Daphnella pagera

Scientific classification
- Kingdom: Animalia
- Phylum: Mollusca
- Class: Gastropoda
- Subclass: Caenogastropoda
- Order: Neogastropoda
- Superfamily: Conoidea
- Family: Raphitomidae
- Genus: Daphnella
- Species: D. pagera
- Binomial name: Daphnella pagera Woodring, 1970

= Daphnella pagera =

- Authority: Woodring, 1970

Extinct species of gastropod

Daphnella pagera is an extinct species of sea snail, a marine gastropod mollusc in the family Raphitomidae.

==Description==
The length of the shell attains 12.3 mm, its diameter 4.7 mm.
It is described by W.P. Woodring asOf medium size, slender, pillar constricted. Early protoconch whorls missing, last whorl of small diameter, bearing diagonally cancellate sculpture.
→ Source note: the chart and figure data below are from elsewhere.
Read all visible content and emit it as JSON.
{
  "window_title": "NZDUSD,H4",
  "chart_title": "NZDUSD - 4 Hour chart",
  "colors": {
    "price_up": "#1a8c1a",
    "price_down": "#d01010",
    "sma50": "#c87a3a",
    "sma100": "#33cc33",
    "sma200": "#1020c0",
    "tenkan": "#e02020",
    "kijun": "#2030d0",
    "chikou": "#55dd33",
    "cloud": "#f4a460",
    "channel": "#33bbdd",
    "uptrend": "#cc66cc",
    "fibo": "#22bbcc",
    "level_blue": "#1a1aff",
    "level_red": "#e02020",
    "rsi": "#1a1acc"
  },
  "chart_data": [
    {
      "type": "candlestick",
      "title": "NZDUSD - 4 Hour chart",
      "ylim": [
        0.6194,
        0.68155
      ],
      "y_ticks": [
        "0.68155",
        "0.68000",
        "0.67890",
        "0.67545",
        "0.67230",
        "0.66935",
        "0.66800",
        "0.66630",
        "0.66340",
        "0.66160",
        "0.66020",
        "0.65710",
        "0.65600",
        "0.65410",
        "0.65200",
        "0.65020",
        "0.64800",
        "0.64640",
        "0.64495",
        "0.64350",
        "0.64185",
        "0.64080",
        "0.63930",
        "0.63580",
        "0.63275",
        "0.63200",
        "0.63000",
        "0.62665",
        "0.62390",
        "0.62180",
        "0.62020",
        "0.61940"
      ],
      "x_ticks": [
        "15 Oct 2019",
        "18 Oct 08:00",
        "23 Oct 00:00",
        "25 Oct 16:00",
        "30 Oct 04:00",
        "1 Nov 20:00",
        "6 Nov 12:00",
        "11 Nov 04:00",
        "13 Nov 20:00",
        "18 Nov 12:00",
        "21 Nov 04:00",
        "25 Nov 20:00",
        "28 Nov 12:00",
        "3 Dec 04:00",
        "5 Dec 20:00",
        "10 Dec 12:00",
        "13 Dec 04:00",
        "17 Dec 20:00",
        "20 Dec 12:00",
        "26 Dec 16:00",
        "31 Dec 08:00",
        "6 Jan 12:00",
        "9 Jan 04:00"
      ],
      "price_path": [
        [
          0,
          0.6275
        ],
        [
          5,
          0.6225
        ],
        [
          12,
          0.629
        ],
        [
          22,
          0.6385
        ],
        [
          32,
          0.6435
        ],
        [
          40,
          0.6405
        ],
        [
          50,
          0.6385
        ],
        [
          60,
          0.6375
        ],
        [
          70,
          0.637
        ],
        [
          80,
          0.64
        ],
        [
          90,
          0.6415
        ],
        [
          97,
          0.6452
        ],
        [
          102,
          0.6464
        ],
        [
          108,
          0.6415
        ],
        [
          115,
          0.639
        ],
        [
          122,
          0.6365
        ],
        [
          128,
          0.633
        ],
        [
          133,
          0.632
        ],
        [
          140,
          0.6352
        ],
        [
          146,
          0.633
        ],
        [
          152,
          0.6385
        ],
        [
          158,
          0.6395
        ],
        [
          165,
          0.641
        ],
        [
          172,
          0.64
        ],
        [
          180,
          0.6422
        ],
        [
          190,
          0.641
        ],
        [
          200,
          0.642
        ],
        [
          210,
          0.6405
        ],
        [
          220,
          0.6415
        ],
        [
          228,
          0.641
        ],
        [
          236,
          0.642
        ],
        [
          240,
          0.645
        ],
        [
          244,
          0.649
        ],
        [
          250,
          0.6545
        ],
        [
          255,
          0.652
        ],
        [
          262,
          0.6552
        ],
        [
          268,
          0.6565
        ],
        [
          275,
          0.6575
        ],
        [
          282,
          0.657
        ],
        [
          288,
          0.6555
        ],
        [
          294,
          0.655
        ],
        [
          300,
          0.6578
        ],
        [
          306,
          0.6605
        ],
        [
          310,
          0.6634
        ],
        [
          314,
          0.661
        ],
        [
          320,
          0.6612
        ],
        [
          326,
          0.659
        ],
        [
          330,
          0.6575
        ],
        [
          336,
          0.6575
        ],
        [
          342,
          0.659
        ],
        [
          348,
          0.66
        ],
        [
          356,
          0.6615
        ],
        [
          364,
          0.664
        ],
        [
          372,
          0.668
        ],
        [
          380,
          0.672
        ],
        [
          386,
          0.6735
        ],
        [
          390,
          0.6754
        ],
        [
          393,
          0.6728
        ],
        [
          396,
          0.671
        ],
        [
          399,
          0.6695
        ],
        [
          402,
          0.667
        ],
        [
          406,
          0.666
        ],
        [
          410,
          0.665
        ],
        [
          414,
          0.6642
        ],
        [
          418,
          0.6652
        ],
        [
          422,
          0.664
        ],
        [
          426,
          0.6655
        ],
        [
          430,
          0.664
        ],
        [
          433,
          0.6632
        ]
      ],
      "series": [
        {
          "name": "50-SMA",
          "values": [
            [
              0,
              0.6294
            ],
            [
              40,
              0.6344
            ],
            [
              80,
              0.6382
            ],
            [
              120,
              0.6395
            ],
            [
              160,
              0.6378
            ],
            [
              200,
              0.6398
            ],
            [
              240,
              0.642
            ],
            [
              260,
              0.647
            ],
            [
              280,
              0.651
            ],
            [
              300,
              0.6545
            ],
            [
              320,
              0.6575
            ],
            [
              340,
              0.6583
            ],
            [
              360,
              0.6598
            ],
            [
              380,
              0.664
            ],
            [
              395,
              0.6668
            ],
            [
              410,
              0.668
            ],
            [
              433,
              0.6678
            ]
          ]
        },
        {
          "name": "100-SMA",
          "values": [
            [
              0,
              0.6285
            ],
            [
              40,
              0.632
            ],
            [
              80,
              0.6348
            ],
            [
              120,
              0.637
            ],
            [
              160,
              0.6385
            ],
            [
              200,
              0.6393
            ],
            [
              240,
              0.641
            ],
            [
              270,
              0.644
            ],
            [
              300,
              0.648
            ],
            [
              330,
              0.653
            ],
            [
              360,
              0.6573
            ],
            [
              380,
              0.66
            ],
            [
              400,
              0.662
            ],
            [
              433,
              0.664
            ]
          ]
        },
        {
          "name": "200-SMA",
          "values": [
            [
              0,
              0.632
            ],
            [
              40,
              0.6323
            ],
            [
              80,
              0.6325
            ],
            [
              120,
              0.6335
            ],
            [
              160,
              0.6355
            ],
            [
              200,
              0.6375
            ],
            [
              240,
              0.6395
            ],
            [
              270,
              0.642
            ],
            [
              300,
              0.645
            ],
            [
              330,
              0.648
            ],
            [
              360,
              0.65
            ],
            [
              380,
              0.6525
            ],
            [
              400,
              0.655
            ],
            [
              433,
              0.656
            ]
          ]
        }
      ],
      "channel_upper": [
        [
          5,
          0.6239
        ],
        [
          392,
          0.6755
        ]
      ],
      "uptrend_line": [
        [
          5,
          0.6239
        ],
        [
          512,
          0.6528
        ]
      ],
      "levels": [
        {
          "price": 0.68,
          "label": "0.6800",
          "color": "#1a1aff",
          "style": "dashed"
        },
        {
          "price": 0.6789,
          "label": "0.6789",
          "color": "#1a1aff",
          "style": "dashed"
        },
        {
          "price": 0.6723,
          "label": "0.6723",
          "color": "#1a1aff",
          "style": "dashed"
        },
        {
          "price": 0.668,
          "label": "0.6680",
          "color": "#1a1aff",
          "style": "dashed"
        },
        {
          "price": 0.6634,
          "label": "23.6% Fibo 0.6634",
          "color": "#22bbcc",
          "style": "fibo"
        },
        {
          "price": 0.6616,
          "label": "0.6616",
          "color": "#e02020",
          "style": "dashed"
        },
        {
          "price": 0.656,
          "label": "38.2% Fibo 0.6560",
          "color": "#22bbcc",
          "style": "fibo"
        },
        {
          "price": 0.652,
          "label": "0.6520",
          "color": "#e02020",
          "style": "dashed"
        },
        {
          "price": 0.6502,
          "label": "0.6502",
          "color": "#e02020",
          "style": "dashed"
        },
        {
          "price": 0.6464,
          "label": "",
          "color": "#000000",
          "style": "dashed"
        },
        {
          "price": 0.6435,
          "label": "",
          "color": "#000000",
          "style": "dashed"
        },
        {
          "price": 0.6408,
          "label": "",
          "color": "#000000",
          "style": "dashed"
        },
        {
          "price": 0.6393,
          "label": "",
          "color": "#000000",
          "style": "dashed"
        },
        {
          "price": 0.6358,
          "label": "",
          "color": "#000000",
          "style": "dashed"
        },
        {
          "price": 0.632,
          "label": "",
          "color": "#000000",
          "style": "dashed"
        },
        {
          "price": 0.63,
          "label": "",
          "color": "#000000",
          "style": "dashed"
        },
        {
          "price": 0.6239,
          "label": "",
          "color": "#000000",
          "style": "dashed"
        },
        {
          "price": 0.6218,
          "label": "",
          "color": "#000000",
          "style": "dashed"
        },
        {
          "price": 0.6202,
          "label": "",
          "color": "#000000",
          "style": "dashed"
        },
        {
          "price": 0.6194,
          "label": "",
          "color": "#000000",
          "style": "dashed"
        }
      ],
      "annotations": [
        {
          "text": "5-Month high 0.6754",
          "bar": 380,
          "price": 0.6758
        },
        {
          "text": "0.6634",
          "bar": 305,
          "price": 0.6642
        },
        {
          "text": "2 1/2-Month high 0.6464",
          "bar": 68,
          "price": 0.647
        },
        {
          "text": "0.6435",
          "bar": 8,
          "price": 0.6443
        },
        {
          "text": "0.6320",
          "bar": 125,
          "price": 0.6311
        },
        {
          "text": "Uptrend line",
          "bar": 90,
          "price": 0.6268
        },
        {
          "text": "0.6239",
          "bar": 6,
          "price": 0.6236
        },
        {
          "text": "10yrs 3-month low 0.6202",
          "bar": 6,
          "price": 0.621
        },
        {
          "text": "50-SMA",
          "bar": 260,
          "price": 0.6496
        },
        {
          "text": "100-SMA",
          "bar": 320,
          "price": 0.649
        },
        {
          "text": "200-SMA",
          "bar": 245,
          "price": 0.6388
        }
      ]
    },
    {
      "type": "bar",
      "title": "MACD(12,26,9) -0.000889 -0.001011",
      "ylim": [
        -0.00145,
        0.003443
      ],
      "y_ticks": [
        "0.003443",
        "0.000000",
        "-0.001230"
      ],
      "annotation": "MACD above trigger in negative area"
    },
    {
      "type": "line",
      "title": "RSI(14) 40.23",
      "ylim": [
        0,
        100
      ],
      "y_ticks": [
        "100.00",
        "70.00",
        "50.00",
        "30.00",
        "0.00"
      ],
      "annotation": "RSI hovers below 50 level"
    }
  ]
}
First postprotoconch whorl sculptured with 9 narrow axial ribs, overridden by 2 peripheral spiral threads; other narrower threads gradually added. On succeeding whorls axial ribs moderately strong to end of penult whorl, disappearing on body whorl; 13 on penult whorl. Three widely spaced primary spiral threads on penult whorl, upper two stronger than other, and many secondary threads, all strongly frosted by fine axial threads. Secondary spiral threads and slightly arcuate, protractive axial threads on anal fascicle. Outer lip broken back. As shown by axial threads, anal sinus narrow, shaped like a reclining L. Aperture relatively narrow, siphonal canal short, narrow, not notched, according to growth threads. Siphonal fascicle slightly inflated, sculptured with slightly frosted, closely spaced spiral threads.

==Distribution==
Fossils of this marine species were found in Miocene strata in Panama; age range: 11.608 to 7.246 Ma. The type fossil, and only specimen when documented by Woodring in 1970, was collected from the upper part of the Gatun formation in 1895.